The NLRB’s After Us and We’re Not Even Unionized!
November 17, 2010
Many employers think that the National Labor Relations Board is the government’s agency responsible for dealing with union issues. While that is true, the NLRB is actually charged with protecting employee rights whether the employer is union or non-union. All employees and employers are covered by the National Labor Relations Act. Section 7 of the NLRA protects employees’ “concerted, protected activity”. Essentially, employees are allowed to communicate with co-workers about the terms and conditions of employment. An employer’s attempt to hinder or interfere with those rights is a violation of the NLRA which could lead to an unfair labor practice charge being filed on the employees’ behalf by the NLRB.

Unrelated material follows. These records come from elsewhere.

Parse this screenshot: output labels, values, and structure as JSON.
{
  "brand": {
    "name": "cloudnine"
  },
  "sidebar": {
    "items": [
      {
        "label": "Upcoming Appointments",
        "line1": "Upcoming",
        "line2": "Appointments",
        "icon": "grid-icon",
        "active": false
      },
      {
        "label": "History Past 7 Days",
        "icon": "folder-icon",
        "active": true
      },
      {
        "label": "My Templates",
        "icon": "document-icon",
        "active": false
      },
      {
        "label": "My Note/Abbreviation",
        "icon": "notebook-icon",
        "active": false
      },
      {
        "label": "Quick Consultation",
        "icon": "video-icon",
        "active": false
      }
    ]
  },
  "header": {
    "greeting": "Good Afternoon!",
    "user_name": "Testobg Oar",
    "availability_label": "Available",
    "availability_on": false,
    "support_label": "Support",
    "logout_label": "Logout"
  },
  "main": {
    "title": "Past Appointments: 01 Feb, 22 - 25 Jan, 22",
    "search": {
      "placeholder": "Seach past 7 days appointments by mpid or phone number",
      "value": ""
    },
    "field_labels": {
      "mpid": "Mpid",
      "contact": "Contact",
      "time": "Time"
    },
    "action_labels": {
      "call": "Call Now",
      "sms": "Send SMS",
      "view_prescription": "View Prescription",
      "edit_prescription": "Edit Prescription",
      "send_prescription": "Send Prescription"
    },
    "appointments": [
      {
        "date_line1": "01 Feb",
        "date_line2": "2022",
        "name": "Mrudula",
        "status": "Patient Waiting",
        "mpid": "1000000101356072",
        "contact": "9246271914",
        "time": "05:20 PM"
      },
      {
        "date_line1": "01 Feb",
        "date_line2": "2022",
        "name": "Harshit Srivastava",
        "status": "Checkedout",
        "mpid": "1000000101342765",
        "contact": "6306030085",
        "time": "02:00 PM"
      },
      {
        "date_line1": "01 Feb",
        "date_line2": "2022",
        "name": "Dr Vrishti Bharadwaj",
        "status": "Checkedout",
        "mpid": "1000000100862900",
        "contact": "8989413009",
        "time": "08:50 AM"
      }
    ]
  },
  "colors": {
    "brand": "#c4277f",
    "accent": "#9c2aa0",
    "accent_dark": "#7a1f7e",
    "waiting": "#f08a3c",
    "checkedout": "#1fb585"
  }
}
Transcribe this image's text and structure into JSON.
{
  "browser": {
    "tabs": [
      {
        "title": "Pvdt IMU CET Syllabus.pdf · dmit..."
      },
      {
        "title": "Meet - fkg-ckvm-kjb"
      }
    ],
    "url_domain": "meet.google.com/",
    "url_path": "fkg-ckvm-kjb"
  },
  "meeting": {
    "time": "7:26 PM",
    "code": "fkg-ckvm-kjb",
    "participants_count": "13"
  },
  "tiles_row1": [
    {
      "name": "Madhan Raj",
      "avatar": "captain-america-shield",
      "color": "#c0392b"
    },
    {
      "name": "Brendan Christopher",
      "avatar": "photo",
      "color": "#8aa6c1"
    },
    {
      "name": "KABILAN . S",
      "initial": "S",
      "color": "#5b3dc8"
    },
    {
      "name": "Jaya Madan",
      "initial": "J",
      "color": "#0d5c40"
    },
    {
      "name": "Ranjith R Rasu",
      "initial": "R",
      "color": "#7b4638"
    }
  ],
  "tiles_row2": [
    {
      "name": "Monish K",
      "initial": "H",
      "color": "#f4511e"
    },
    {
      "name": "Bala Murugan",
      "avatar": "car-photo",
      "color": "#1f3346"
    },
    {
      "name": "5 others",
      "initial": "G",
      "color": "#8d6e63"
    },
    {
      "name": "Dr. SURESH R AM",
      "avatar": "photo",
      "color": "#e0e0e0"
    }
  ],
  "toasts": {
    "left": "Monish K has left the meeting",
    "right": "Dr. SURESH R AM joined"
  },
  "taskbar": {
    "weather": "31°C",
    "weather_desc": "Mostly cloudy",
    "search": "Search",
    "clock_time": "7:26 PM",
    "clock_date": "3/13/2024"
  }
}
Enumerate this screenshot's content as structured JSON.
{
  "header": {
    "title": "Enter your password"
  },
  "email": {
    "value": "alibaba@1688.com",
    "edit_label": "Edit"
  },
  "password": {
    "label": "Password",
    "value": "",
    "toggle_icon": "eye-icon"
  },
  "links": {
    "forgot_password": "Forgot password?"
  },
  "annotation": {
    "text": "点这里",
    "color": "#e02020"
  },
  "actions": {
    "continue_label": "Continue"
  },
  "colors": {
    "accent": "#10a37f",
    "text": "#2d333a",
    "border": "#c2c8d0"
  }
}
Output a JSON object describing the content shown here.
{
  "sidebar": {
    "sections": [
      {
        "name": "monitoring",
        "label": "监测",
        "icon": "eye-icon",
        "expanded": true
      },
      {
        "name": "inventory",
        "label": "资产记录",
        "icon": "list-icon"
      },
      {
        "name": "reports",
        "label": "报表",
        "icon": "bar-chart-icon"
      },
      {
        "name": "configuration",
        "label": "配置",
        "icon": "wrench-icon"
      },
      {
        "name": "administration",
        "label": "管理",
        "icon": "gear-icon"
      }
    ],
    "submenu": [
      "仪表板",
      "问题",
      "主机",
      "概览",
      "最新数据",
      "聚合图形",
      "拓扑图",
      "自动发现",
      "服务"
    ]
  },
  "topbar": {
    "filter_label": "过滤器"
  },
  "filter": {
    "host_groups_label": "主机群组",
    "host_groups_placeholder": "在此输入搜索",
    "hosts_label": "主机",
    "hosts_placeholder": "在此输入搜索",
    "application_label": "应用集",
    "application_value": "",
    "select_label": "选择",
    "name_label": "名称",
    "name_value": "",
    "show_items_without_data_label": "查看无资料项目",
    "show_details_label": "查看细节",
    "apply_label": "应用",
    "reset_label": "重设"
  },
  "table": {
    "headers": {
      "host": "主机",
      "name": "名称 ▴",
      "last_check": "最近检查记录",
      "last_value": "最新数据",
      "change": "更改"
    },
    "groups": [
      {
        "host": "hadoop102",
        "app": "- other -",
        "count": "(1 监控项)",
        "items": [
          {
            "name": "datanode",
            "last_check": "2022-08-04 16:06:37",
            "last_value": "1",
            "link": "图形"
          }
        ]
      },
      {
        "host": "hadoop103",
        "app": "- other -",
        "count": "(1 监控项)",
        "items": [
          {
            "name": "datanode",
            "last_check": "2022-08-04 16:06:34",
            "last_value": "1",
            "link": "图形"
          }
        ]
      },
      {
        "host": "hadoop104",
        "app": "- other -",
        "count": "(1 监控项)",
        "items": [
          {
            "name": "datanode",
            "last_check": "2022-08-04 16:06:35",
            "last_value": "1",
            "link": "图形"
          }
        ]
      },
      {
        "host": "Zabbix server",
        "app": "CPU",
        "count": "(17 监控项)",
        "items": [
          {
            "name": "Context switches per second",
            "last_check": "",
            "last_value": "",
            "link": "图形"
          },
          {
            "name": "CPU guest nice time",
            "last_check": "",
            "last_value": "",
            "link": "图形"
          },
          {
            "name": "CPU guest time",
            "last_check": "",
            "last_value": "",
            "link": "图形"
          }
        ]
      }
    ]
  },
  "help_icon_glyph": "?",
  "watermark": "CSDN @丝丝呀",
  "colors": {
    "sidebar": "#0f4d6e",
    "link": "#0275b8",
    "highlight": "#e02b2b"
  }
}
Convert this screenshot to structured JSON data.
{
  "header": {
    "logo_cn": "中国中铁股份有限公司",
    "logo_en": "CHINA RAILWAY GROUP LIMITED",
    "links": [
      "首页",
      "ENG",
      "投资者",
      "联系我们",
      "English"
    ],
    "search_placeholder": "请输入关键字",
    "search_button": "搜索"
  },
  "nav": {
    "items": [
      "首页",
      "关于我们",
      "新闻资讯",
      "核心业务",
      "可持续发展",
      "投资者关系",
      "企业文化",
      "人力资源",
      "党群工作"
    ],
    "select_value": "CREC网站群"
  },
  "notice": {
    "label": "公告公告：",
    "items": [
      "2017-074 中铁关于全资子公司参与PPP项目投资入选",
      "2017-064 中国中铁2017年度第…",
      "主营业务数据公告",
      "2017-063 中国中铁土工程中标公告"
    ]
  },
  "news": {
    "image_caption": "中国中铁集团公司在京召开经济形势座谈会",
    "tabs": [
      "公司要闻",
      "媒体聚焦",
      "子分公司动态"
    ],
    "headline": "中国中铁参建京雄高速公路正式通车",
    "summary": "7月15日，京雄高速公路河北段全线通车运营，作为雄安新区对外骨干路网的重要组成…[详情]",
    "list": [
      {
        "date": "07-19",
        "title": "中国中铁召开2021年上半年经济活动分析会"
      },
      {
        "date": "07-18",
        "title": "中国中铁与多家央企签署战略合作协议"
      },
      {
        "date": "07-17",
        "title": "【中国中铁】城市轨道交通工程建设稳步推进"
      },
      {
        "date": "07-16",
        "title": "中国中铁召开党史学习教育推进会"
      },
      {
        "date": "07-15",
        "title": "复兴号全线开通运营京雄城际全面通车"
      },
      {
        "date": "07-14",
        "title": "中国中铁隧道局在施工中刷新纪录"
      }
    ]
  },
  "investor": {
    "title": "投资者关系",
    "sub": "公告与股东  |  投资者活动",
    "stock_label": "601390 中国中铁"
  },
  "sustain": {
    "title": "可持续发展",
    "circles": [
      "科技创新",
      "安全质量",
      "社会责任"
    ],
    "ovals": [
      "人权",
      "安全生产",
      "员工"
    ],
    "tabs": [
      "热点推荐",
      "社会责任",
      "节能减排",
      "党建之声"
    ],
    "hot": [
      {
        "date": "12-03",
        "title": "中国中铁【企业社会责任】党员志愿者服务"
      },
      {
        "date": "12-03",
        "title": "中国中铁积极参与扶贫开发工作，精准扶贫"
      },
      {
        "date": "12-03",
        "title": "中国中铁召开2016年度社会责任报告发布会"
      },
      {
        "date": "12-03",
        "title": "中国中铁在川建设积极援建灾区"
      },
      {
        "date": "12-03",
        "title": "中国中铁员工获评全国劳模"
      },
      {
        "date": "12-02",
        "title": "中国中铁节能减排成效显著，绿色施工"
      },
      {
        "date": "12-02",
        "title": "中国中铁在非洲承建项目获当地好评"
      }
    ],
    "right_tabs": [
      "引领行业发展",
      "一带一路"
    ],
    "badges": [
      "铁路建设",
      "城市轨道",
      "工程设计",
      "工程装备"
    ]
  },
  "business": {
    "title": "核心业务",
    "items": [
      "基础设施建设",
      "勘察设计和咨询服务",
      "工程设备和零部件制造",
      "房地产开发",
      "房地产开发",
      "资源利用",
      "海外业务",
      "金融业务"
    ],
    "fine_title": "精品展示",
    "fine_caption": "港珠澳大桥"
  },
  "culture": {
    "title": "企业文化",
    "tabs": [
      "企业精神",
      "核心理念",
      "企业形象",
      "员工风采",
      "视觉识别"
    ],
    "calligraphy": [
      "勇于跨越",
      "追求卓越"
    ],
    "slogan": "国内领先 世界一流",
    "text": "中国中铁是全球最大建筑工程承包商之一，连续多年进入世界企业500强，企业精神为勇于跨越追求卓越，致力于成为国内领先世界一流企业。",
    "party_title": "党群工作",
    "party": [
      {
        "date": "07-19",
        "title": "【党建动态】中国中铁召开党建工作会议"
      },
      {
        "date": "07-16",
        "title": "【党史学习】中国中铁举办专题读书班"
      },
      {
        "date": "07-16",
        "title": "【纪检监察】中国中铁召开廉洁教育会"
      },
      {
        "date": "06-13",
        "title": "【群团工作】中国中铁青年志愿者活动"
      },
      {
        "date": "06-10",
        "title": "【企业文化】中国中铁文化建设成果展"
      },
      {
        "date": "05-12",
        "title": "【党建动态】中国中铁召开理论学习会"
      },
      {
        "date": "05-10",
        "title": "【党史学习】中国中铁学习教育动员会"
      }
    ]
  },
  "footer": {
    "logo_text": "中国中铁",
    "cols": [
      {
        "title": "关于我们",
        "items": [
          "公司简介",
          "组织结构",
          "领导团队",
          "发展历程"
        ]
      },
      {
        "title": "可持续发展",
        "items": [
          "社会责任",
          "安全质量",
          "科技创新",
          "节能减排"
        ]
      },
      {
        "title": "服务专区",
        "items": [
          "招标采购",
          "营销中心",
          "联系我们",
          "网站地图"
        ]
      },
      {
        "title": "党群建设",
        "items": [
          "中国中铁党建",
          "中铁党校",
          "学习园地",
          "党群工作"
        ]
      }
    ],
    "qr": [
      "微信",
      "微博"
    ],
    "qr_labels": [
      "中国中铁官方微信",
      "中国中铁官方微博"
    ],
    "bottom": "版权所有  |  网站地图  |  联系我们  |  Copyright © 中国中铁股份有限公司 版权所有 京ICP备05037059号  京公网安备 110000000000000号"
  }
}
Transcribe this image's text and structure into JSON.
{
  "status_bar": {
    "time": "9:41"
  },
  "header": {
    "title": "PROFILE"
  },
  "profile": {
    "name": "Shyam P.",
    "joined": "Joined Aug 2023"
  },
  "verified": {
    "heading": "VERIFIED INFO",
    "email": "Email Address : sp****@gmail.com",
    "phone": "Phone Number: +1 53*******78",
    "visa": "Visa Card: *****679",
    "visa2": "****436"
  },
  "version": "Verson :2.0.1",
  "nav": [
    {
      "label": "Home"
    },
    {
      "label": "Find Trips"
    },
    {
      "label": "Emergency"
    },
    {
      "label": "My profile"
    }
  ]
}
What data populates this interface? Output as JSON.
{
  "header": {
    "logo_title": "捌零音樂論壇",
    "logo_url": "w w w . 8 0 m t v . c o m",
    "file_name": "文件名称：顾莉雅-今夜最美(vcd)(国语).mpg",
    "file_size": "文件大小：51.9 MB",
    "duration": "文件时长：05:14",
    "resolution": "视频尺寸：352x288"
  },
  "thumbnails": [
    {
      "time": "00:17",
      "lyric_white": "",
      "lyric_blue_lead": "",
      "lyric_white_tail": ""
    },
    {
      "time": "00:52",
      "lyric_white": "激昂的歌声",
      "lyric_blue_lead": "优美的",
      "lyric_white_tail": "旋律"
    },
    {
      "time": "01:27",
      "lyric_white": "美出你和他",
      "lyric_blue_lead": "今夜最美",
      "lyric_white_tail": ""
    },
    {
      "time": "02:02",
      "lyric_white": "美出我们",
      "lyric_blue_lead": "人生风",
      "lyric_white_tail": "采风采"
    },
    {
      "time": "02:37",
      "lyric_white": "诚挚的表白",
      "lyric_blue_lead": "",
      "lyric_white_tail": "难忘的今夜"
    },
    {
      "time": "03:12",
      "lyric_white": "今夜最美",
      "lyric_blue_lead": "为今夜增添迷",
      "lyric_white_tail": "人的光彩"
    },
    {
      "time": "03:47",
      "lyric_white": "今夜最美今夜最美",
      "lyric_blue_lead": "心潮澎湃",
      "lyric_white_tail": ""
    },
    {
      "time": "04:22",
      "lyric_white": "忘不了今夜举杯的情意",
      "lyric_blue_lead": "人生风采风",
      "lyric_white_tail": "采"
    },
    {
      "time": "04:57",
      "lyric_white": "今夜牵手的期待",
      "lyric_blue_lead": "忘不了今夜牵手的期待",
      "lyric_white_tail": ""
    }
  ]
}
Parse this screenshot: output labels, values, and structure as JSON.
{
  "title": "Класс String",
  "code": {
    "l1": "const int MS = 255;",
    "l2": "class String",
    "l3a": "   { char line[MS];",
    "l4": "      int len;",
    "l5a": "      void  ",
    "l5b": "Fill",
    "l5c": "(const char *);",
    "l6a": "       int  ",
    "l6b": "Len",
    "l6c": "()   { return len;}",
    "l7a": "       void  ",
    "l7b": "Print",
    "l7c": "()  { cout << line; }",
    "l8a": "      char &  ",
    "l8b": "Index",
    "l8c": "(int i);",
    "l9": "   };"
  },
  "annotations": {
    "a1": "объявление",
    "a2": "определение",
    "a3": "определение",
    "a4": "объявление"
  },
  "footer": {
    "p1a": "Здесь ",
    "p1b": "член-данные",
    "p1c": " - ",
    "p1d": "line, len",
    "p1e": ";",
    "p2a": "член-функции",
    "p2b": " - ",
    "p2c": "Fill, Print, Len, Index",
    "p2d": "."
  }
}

As an example, many employers believe that information about their employees’ rate of pay is a private matter between the employer and its employees. Accordingly, the employer may have a policy in place indicating that employees should not discuss their rate of pay with anyone. Such a policy would have the effect of preventing employees from discussing their rate of pay, or one of the terms and conditions of their employment, with other employees. Accordingly, the NLRB has taken the position that such a policy is a violation of the NLRA.
In a recent, somewhat frightening development, the NLRB has recently filed a complaint alleging that American Medical Response of Connecticut, Inc. (AMR) violated Section 7 of the act by terminating an employee for posting negative comments about her supervisor on her Facebook page. AMR has a social media policy that prohibits employees from disparaging the company and its supervisors in social media posts, even when posting while off-duty and using a personal computer. Apparently, the policy did not include a disclaimer that the policy would not be construed or applied in a manner that interferes with employees’ rights under the NLRA. The Board’s complaint is also noteworthy because of the fact that it appears to allege that merely having an anti-disparagement social networking policy violates Section 7 even if the employer does not actually apply the policy and impose discipline.
There is still a long way to go to see if the Board’s position will be upheld. Unless the parties settle the AMR matter, the complaint will first have to be heard by an administrative law judge, after which an appeal can be taken to the NLRB and then to a federal court of appeals: something that could easily take more than two years.
What Should Employers Do?
Employers should be cautious about terminating an employee for posting negative comments about the employer on social networking sites, especially when the content of the posting is concerted, protected activity. In addition, it may be wise to review your social media policy to add a disclaimer such as the one mentioned above.